5 Things We Learned from MLS Eastern Conference Semifinals
On Wednesday night, the Major League Soccer Eastern Conference semifinals were decided with the Houston Dynamo downing the New York Red Bulls and Sporting Kansas City beating the New England Revolution.
Both home-and-away series came down to extra time. The Dynamo beat the Red Bulls 2-1 at Red Bull Arena to take the series on a 4-3 aggregate. Sporting beat the Revolution 3-1 at Sporting Park to also win their series 4-3 on aggregate.
Here are five things we learned.
Aurelien Collin Saved Sporting KC’s Life…Twice
It’s not often that a team must rely on its center-back to provide the goal-scoring punch, but for it to happen two games in a row is simply amazing.

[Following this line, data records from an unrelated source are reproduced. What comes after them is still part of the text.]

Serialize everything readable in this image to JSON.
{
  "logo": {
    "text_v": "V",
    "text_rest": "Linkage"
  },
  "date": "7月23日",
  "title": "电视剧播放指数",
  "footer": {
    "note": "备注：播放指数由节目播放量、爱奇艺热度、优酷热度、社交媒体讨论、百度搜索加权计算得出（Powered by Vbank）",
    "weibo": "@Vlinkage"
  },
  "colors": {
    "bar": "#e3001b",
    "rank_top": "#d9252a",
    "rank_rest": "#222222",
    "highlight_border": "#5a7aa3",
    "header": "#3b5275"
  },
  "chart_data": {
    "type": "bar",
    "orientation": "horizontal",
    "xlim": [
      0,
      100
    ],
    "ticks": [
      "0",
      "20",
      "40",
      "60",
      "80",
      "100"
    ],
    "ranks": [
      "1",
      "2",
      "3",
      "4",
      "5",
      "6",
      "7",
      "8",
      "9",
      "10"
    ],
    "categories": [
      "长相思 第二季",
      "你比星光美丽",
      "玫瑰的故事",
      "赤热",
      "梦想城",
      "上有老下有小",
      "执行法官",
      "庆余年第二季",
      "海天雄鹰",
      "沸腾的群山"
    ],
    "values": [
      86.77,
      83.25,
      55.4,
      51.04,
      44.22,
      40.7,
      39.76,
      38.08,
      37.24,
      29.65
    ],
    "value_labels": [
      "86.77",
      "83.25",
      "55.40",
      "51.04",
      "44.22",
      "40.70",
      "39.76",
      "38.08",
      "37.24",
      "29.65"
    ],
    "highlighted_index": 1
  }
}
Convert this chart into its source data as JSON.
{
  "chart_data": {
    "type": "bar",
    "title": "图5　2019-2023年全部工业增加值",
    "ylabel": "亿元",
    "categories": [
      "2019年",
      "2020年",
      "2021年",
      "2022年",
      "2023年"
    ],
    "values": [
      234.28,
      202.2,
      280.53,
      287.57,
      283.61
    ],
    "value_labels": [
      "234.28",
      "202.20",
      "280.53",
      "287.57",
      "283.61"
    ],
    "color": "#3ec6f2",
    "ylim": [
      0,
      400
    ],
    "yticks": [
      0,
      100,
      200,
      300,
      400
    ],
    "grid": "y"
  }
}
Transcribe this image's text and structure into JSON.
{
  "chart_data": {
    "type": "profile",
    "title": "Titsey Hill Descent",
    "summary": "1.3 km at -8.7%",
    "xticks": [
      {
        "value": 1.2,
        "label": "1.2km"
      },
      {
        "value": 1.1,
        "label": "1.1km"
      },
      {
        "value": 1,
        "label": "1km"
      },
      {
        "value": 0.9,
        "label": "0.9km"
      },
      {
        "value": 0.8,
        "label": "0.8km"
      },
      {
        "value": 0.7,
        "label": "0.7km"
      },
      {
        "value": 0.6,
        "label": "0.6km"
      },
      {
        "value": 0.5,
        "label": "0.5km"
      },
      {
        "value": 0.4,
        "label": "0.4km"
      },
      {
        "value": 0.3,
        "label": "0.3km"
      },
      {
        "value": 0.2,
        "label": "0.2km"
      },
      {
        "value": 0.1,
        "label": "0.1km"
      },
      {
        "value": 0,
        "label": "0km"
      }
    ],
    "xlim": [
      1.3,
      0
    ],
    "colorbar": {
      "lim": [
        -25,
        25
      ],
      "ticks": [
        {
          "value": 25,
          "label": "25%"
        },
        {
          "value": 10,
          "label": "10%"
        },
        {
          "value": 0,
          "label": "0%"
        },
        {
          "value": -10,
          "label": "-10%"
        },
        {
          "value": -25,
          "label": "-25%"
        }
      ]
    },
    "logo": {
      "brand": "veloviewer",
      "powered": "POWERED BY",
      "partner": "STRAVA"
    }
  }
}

In the first leg of the series, with Sporting KC down 2-0 in the 69th minute and looking to be heading back to Kansas City with a mountain to climb, Collin came to the rescue, knocking in this second-half goal.
Then on Wednesday night, with Sporting still trailing the series 2-1 in the second leg, Collin again sparked Kansas City’s attack, knotting the series at two goals apiece with his tally in the 41st minute.
Take a Bow, Omar Cummings
Omar Cummings was an unlikely hero for the Houston Dynamo over the past week, but he answered the call in both legs of their series with the New York Red Bulls.
In the first match of the series, coming into the match as a second-half substitute, Cummings scored a little tap-in in the 92nd minute to level the game at 2-2 as the two teams headed back to New York.
Then, in the second leg, replicating his heroics and again coming into the match as a second-half substitute, Cummings scored in the 104th minute in extra time to nudge the Dynamo ahead and ultimately win the series.
What makes these big-time goals even more amazing is that coming into the series with New York, Cummings had zero goals and only one start for the Dynamo all season long.
The Houston Dynamo Have Playoff Mojo
For the last two seasons, and now perhaps headed there again, the Houston Dynamo have won the Eastern Conference and played for the MLS Cup. What makes their runs over the past two seasons even more impressive is that they have done it while squeaking into the playoffs and needing to win the play-in game just to be there.
In 2012, the Dynamo beat the No. 4 seed in the play-in game, the No. 1-seeded Sporting KC and finally No. 2-seeded D.C. United.
This year, they beat the Montreal Impact in the play-in game and on Wednesday night, the No. 1 seed and Supporters’ Shield-winning New York Red Bulls.
Now, Sporting Kansas City awaits.
Thierry Henry Can’t Get It Done in the Playoffs
New York Red Bull fans were elated two weeks ago when, on the final day of the regular season, they thumped the Chicago Fire and won the Supporters’ Shield in front of their home fans.
The win ended 18 years of trophyless seasons for New York and was widely and deservedly celebrated.
However, one has to wonder how many people will remember that considering the Red Bulls crashed out of the playoffs, again.
A series of high-profile playoff losses in the past have had numerous scapegoats, from the weather, to Roy Miller, to the coaches, to Rafa Marquez. Those familiar scapegoats were not factors on Wednesday night, but one common denominator remains—Thierry Henry.
There is no question that Henry is world-class. Even on Wednesday, when he once again failed to score in a playoff game, his skill was evident. His first touch in the 74th minute on a long, flighted ball into the box was sublime, even if Henry did miss the ensuing shot. And his bicycle kick effort in the 90th minute had fans gasping at what might have been.
In the end, however, the only thing that matters is how many of those chances end up in the back of the net. For Henry, zero of his 10 shots over both legs of the Dynamo series went in. And in eight MLS playoff games over the course of his career, seven of them starts, Henry still only has one goal.
Tally Hall Sinned and Atoned in the Same Match
In the 23rd minute of the New York-Houston match on Wednesday, Dynamo keeper Tally Hall, who has been in the United States men’s national team pool multiple times over the past year, made, perhaps, the worst gaffe of his career. On what looked like a routine cross to be claimed, Hall spilled the ball right in front of his own net for the Red Bulls opening goal.
But Hall redeemed himself on two occasions later in the match to help the Dynamo to the win. In the 44th minute, Hall made a ridiculous one-handed save on a Tim Cahill flick and then did it again in the 77th minute to preserve the tie and force extra time.